A physical look a the processor finds: Clock rate: 75 MHz Memory size: 1GB DDR2 Mem. data rate: 2.4GB/s Number of TCUs: 64(4 X 16) Shared cache size: 256KB (32 X 8) MTCU local cache: 8KB The system consists of 3 FPGA (field programmable gate array) Xilinx chips:2 Xilinx Virtex-4 LX200 & 1 Virtex-4 FX100 Vishkin says the prototype device's physical hardware attributes are strikingly ordinary - standard computer components executing at 75 MHz.

It is the device's parallel architecture, ease of programming and processing performance relative to other computers with the same clock speed that get people's attention.

Vishkin presented his computer last week at Microsoft's Workshop on Many-Core Computing and said "Parallel computing has been a strategic area of growth for computer science and engineering since the 1940s.

So far, parallel computing affected main stream computer science only in a limited way.

The key problem with parallel computers has been their programmability." The parallel algorithms research community has developed a theory of parallel algorithms, for a very simple parallel computation model - the Parallel Random-Access Model (PRAM).
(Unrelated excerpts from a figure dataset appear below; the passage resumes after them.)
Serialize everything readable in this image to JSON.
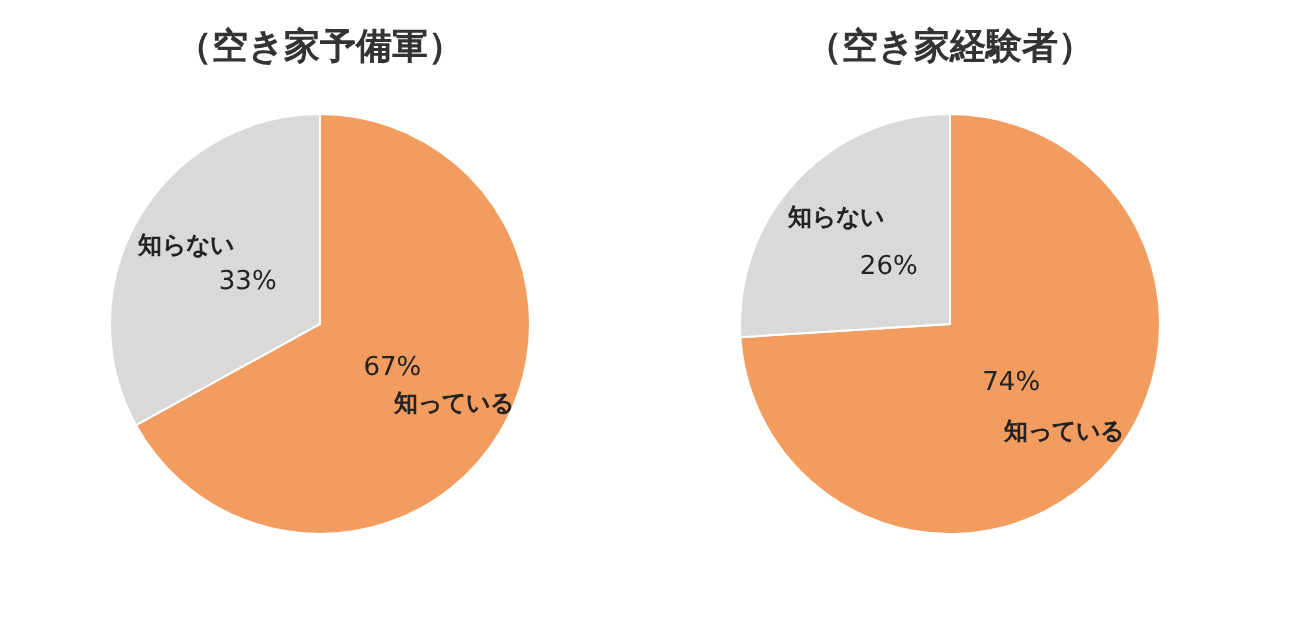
{
  "chart_data": [
    {
      "type": "pie",
      "title": "（空き家予備軍）",
      "categories": [
        "知っている",
        "知らない"
      ],
      "values": [
        67,
        33
      ],
      "colors": [
        "#f29c5f",
        "#d9d9d9"
      ],
      "value_labels": [
        "67%",
        "33%"
      ]
    },
    {
      "type": "pie",
      "title": "（空き家経験者）",
      "categories": [
        "知っている",
        "知らない"
      ],
      "values": [
        74,
        26
      ],
      "colors": [
        "#f29c5f",
        "#d9d9d9"
      ],
      "value_labels": [
        "74%",
        "26%"
      ]
    }
  ]
}
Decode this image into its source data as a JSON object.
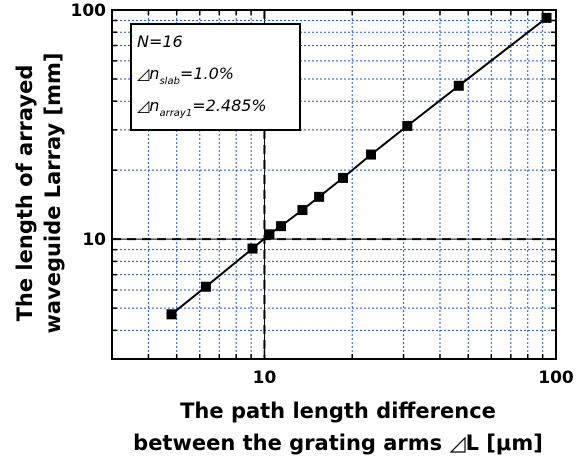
{
  "chart_data": {
    "type": "scatter",
    "x_scale": "log",
    "y_scale": "log",
    "xlim": [
      3,
      100
    ],
    "ylim": [
      3,
      100
    ],
    "grid": true,
    "x_tick_labels": [
      "10",
      "100"
    ],
    "y_tick_labels": [
      "10",
      "100"
    ],
    "xlabel_lines": [
      "The path length difference",
      "between the grating arms ◿L [μm]"
    ],
    "ylabel_lines": [
      "The length of arrayed",
      "waveguide Larray [mm]"
    ],
    "annotation": {
      "line1": "N=16",
      "line2": {
        "prefix": "◿n",
        "sub": "slab",
        "suffix": "=1.0%"
      },
      "line3": {
        "prefix": "◿n",
        "sub": "array1",
        "suffix": "=2.485%"
      }
    },
    "reference_lines": {
      "x": 10,
      "y": 10
    },
    "series": [
      {
        "x": [
          4.8,
          6.3,
          9.1,
          10.4,
          11.4,
          13.5,
          15.4,
          18.6,
          23.2,
          30.9,
          46.4,
          92.8
        ],
        "y": [
          4.7,
          6.2,
          9.1,
          10.5,
          11.4,
          13.4,
          15.3,
          18.5,
          23.4,
          31.2,
          46.7,
          92.4
        ]
      }
    ],
    "colors": {
      "marker": "#000000",
      "line": "#000000",
      "grid": "#2255cc",
      "frame": "#000000"
    }
  }
}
That theory appears to be second in magnitude only to serial algorithmics. However, the evolution of parallel computers never reached a situation where the PRAM offered effective abstraction for them.

So, this elegant algorithmic theory remained in the ivory towers of theorists.

Not only that it has not been matched with a real computer system, there has hardly been an experimental study of whatworks better, more refined performance measurements, and a broad study of applications.

"This system represents a significant improvement in generality and flexibility for parallel computer systems because of its unique abilities," said Burton Smith, technical fellow for advanced strategies and policy at Microsoft in a press release.

"It will be able to exploit a wider spectrum of parallel algorithms than today's microprocessors can, and this in turn will help bring general purpose parallel computing closer to reality." Processors made from new materials or that can reduce power to individual cores as needed were among the innovations presented at Microprocessor Forum 2007, hosted by the technology research firm In-Stat.

For years, chip makers focused on making faster processors, following Moore's Law, named for Intel cofounder Gordon Moore, that processor power would double every two years.

More recently, chip makers have tried to improve energy efficiency, both to lengthen battery life in portable devices and reduce electrical use in servers and other computers.

Electricity not only costs more but generating it causes pollution. Pressure to decrease power use and related carbon emissions is regarded by some as "Gore's Law," so called for environmental activist and former U.S. vice president Al Gore.